OverviewΒΆ


Prerequisites

In order to begin using the StreamSets DataOps Platform SDK for Python, there are a few prerequisite criteria that must be met:

  • The StreamSets DataOps Platform SDK for Python must be installed.

  • A Python 3.4+ interpreter and the pip3 package manager must both be installed on the machine where the SDK will be used.

  • Have access to StreamSets DataOps Platform instance with a user account in your organization. Note: Make sure the user account has proper access within the Control Hub organization. For more details refer to the StreamSets DataOps Documentation for roles and permissions .

  • Optional - If you wish to run StreamSets Pipelines, you need an engine. StreamSets has three engines: Data Collector, Transformer and Transformer for Snowflake. You can either deploy and launch a Data Collector or a Transformer, or use Transformer for Snowflake directly. For more details refer to the StreamSets DataOps Platform Documentation .

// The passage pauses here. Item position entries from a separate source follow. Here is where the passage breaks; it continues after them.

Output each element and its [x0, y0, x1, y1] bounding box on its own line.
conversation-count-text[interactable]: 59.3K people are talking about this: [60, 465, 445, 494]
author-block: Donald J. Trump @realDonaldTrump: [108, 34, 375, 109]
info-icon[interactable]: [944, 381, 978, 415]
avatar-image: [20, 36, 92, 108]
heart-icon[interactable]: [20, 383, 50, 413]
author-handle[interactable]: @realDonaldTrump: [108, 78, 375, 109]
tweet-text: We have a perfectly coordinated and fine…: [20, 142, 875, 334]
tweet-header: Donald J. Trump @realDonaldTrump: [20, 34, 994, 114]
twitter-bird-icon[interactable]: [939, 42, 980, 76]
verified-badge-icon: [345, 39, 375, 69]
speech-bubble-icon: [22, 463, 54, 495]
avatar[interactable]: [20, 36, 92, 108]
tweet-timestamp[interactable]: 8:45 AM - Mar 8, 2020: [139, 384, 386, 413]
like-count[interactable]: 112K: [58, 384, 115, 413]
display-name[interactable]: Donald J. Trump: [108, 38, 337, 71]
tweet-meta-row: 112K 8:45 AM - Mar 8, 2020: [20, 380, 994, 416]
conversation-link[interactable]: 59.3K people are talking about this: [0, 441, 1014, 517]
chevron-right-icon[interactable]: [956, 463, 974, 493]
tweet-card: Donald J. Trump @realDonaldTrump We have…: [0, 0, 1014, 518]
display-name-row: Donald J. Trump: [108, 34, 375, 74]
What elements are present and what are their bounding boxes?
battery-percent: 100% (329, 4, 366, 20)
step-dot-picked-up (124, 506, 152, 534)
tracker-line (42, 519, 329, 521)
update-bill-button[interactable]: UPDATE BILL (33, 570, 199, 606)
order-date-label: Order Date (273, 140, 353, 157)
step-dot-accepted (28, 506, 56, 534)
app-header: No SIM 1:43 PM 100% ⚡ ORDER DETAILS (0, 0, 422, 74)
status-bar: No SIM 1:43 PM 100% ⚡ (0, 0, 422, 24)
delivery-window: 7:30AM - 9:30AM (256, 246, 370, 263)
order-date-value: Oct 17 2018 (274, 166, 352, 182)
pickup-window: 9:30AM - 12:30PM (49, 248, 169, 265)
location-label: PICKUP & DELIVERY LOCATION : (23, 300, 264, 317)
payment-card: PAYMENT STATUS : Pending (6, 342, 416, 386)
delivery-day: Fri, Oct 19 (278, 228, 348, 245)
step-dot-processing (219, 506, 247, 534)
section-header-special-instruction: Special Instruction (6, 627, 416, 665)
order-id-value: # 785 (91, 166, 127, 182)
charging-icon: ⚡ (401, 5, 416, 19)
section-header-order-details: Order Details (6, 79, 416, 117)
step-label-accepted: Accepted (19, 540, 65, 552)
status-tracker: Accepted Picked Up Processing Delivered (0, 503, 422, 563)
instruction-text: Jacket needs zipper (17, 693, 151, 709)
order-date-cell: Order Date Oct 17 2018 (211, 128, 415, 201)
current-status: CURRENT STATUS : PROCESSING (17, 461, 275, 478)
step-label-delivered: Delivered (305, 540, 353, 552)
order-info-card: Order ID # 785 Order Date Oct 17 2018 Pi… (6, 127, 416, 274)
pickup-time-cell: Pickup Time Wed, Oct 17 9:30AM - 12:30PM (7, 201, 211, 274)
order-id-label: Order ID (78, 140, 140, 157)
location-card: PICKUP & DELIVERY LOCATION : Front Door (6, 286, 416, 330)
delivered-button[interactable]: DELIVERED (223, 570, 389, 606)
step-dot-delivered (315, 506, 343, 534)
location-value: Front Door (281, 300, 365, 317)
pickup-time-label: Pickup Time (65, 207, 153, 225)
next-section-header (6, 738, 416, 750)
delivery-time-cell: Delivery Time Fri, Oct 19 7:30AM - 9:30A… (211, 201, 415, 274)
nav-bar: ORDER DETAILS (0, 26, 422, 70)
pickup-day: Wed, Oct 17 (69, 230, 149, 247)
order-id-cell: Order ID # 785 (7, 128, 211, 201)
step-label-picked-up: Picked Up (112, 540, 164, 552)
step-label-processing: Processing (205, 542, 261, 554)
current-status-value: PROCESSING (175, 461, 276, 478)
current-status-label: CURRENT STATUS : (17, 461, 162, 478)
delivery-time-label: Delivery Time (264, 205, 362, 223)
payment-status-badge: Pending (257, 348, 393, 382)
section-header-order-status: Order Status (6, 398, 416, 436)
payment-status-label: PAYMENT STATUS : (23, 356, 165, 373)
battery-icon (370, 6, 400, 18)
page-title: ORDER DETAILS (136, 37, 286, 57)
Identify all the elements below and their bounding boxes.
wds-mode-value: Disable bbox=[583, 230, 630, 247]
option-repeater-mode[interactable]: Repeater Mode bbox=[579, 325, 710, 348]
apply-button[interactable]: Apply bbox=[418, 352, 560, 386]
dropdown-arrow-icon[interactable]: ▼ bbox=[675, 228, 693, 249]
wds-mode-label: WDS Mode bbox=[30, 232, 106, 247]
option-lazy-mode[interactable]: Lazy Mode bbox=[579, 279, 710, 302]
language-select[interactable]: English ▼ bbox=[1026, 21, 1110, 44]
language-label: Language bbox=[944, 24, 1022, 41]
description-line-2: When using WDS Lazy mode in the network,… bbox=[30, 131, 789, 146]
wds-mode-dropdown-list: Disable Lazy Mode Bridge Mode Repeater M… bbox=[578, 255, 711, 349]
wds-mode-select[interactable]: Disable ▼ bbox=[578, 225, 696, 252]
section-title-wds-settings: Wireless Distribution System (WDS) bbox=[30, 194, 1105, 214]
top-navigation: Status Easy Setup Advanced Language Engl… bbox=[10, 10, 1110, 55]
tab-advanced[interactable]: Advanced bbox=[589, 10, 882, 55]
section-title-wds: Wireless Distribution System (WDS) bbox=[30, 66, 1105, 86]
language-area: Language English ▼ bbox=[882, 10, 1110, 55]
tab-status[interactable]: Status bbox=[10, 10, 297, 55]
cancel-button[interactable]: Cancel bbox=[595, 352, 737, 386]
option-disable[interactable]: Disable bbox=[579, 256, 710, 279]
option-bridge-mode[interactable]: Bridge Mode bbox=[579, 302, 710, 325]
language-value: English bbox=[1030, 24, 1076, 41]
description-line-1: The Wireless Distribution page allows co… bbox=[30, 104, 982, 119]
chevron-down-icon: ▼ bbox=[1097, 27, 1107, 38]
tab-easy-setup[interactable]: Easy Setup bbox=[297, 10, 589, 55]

Once you have satisfied the above requirements, you can utilize the SDK by launching a Python3 interpreter shell and importing the relevant modules you wish to use:

$ python3
Python 3.6.6 (v3.6.6:4cf1f54eb7, Jun 26 2018, 19:50:54)
[GCC 4.2.1 Compatible Apple LLVM 6.0 (clang-600.0.57)] on darwin
Type "help", "copyright", "credits" or "license" for more information.
>>> from streamsets.sdk import ControlHub

You now have a Python3 interpreter running with the ControlHub module imported from the StreamSets DataOps Platform SDK for Python!